ASX Faces Lower Opening in 2025 Following Wall Street Declines
The Australian sharemarket is gearing up for a lower start in the new trading year, as futures indicate declines in early trading on Thursday following Wall Street's downturn on New Year’s Eve.
On Tuesday, December 31, ASX futures were down by 77 points, or 0.9 percent, standing at 8148, which was the last recorded price before markets closed for the New Year’s Day holiday on Wednesday. During this time, the Australian dollar traded at 61.91 US cents.
Wall Street's Impact
The New York Stock Exchange ended the year on a less than optimistic note, resulting in lower ASX futures. Wall Street’s performance suggested a subdued start to 2025, with the S&P 500 and Nasdaq 100 experiencing a pullback during the final days of the year. This decline represented a substantial reduction of over $1 trillion in market value from large-cap stocks.
Despite these recent losses, which saw the S&P 500 drop 2.5 percent in December (its weakest performance since April), the index has surged more than 50 percent since early 2023, marking one of its best two-year gains since the late 1990s.
Key factors influencing Wall Street included hype surrounding advancements in artificial intelligence. However, the enthusiasm waned in the quarter's final weeks as concerns about rising interest rates and protectionist policies from President-elect Donald Trump grew.
Local Market Concerns
The gains in the US have left the Australian sharemarket trailing behind, ending the previous year slightly worse off compared to 2023. Heightened cost-of-living pressures and increased interest rates have contributed to a more challenging environment. The losses in the final days of 2024 reduced the local market’s annual return to 7.5 percent, slightly below the previous year’s gain of 7.8 percent.
In terms of sector performance, technology firms benefited from the AI trend, while financial stocks, particularly those linked to the Commonwealth Bank, also shone last year.
Market analysts are increasingly worried about the influence that ongoing US political changes and an unstable Chinese economy could have on the Australian market as it enters 2025.
Looking Ahead
The inauguration of President Trump on January 20 has been identified as a critical moment for the Australian sharemarket, closely followed by the Reserve Bank of Australia's interest rate decision on February 6.
Trump’s policies may introduce new trade tariffs, potentially causing turbulence for global markets.

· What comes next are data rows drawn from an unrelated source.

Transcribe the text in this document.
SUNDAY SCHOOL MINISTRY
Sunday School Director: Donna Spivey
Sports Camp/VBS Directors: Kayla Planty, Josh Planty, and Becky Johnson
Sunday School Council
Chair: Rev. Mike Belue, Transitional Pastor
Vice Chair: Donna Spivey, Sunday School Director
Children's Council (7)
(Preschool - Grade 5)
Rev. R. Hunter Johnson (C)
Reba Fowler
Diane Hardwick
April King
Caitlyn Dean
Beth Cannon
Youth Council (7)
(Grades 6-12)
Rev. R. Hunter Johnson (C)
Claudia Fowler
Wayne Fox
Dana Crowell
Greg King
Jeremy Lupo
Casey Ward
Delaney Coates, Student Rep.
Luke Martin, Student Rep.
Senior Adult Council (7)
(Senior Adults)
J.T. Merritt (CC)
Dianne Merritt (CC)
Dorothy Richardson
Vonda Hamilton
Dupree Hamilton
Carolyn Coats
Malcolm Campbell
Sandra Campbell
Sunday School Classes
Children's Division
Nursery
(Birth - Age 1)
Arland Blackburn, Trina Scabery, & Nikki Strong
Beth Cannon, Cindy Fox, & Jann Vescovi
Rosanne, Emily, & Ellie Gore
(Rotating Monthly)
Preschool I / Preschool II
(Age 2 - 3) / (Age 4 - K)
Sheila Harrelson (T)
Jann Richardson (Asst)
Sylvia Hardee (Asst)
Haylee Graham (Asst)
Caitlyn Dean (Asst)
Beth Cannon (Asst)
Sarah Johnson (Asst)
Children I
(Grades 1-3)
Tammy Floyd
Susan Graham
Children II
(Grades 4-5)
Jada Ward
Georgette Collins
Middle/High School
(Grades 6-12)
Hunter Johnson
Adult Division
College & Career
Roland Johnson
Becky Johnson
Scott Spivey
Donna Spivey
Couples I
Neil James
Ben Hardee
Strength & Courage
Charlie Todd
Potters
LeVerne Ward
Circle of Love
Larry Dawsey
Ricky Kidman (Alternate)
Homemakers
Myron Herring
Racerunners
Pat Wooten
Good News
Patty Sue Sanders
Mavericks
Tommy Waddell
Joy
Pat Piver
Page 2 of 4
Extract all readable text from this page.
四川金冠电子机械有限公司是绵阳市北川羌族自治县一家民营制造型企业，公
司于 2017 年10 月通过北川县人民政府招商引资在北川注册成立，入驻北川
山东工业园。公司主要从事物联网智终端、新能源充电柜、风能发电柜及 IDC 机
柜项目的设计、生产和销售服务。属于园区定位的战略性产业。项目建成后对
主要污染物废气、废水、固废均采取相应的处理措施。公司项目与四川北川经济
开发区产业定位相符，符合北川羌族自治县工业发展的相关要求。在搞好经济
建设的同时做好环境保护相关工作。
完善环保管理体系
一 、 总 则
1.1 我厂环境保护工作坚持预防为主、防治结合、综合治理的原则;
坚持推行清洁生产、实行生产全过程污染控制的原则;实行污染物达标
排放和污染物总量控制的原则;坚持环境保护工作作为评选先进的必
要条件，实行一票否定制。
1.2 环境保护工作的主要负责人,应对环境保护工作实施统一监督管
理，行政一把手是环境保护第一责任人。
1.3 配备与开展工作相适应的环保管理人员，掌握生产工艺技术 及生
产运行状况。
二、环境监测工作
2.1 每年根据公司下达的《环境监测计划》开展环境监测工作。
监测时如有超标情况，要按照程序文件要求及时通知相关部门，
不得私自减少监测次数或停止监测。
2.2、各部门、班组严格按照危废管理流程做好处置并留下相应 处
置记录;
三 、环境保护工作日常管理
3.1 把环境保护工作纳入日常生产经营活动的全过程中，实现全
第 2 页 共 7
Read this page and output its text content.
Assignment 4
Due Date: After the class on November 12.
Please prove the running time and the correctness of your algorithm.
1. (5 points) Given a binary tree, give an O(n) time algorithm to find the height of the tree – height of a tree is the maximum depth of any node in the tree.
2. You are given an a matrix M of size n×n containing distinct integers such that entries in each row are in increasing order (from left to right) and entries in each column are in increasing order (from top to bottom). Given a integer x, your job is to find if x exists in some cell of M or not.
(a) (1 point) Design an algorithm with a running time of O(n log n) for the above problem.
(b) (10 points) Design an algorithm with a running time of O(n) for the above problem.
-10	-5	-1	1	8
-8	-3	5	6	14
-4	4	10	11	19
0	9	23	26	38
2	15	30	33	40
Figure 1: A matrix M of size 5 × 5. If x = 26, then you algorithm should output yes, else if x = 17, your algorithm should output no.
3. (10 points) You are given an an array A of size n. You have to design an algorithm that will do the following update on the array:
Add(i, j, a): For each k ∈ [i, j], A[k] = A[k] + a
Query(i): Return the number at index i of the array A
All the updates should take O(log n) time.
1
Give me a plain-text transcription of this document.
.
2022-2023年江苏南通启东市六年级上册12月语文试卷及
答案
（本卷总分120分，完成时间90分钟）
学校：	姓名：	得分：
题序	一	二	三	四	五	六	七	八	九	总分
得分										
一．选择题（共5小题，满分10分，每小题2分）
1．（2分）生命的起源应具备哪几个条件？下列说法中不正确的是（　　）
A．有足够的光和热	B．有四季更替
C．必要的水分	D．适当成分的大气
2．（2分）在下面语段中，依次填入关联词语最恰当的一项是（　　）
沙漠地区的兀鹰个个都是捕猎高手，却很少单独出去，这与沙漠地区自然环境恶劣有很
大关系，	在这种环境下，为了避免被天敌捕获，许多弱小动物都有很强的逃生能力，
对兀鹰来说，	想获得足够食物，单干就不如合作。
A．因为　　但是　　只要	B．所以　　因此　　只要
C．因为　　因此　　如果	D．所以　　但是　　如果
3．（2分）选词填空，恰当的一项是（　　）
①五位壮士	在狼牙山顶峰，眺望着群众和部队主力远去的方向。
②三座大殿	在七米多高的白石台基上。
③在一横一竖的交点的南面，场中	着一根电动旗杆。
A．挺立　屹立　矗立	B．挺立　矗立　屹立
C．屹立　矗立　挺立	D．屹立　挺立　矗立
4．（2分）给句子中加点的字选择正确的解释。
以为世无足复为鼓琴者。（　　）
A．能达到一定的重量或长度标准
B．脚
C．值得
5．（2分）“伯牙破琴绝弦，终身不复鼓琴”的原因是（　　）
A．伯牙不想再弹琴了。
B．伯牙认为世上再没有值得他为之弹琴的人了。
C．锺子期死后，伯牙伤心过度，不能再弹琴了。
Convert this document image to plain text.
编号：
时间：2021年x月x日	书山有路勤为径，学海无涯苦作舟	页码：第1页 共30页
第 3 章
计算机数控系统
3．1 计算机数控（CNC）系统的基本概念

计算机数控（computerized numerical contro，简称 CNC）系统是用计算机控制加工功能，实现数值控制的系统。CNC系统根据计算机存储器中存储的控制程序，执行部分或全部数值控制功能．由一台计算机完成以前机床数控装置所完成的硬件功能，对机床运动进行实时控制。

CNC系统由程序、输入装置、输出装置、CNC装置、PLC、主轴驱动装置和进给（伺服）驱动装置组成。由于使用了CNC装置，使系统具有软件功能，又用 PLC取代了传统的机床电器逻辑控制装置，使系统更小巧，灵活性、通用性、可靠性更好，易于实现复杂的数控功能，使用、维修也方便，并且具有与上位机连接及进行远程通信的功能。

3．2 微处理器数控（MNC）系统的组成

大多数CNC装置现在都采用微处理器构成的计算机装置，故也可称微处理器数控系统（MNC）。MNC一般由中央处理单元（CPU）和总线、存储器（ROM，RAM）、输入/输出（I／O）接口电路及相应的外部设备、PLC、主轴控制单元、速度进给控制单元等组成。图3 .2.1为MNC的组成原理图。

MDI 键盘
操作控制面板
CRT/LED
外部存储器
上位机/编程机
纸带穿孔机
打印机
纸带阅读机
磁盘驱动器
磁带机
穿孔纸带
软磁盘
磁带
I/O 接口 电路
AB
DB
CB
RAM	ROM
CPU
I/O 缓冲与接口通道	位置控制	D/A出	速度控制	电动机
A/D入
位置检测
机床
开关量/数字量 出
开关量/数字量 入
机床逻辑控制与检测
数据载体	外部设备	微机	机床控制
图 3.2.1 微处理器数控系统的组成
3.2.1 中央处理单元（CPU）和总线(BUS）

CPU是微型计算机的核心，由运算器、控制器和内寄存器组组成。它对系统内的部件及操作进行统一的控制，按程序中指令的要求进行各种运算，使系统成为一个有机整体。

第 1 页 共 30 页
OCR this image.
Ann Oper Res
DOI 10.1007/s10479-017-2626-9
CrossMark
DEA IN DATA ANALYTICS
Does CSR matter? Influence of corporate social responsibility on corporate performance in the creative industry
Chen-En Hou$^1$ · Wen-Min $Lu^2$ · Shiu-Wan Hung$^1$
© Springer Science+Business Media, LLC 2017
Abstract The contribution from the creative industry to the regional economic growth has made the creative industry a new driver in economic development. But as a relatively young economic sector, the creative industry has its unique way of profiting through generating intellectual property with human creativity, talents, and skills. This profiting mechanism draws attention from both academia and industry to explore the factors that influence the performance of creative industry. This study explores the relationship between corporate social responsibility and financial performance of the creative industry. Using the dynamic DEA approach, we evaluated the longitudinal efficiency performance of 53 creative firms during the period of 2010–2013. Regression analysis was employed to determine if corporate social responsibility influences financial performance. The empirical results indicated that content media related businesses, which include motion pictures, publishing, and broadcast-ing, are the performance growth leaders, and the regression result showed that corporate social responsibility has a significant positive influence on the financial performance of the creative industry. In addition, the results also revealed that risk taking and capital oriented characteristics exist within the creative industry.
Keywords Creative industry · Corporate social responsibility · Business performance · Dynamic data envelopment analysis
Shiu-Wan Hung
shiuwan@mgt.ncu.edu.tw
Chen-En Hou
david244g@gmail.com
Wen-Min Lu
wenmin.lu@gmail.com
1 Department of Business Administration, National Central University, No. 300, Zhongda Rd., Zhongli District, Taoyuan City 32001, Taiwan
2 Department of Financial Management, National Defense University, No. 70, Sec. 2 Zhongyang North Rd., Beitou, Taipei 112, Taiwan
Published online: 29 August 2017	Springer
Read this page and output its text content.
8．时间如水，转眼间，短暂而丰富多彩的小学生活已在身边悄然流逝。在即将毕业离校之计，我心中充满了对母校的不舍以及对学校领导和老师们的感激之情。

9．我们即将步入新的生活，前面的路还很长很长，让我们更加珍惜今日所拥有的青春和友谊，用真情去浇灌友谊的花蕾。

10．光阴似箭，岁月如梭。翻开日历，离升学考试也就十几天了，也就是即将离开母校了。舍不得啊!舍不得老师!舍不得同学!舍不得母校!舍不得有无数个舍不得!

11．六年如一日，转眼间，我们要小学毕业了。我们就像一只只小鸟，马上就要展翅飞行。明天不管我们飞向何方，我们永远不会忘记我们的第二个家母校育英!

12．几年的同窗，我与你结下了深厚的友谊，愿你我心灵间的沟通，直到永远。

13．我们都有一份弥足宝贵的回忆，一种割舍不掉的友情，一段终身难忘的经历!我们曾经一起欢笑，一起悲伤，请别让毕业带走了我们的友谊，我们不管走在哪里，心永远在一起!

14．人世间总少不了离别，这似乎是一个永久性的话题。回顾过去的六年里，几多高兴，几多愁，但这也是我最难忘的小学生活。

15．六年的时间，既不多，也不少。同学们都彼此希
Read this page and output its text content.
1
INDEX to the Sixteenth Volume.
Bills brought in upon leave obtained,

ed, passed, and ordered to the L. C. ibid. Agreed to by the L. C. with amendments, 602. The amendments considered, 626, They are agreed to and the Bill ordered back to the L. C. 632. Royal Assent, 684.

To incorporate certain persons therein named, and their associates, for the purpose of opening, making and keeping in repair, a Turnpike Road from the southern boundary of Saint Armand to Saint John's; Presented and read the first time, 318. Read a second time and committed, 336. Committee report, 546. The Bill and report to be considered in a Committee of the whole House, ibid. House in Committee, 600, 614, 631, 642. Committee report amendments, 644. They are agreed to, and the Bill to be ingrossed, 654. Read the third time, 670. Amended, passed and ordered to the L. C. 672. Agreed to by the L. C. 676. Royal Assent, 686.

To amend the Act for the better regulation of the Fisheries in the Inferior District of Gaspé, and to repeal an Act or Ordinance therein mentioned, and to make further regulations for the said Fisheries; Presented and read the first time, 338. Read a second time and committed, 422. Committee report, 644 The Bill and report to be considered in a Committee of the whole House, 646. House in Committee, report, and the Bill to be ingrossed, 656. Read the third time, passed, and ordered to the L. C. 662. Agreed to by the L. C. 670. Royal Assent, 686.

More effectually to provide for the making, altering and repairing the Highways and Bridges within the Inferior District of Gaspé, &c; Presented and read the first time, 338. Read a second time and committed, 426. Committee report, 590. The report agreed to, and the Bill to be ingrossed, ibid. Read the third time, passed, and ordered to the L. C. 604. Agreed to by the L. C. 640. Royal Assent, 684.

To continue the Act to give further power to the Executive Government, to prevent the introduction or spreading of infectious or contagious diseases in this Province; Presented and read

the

Analysts emphasize the importance of Trump’s agenda in shaping the outlook for the Australian sharemarket.
“There’s a lot of speculation regarding the upcoming year. If Trump focuses on tax cuts and regulation, it could positively impact growth across sectors including technology and mining. However, the risk of increased tariffs could spark inflation worries,” stated IG market analyst Tony Sycamore.
Despite potential inflation concerns, some foresee that Trump's policies might stimulate growth for major sectors such as technology, industrial, and banks in Australia, especially if interest rates decrease in 2025.
Jessica Amir, a market strategist, highlighted how Trump’s pro-stock market stance could benefit sectors like technology.
On the currency front, AMP chief economist Shane Oliver warned that the Australian dollar might experience volatility under Trump’s administration, although U.S. economic slowdowns could also bolster the dollar’s value.
As the RBA looks to cut interest rates early in the year amidst declining inflation and rising unemployment, the upcoming federal election could prompt increased government spending but is unlikely to significantly shift short-term economic policies.
It will be essential for investors to stay informed about these developments as we transition into 2025.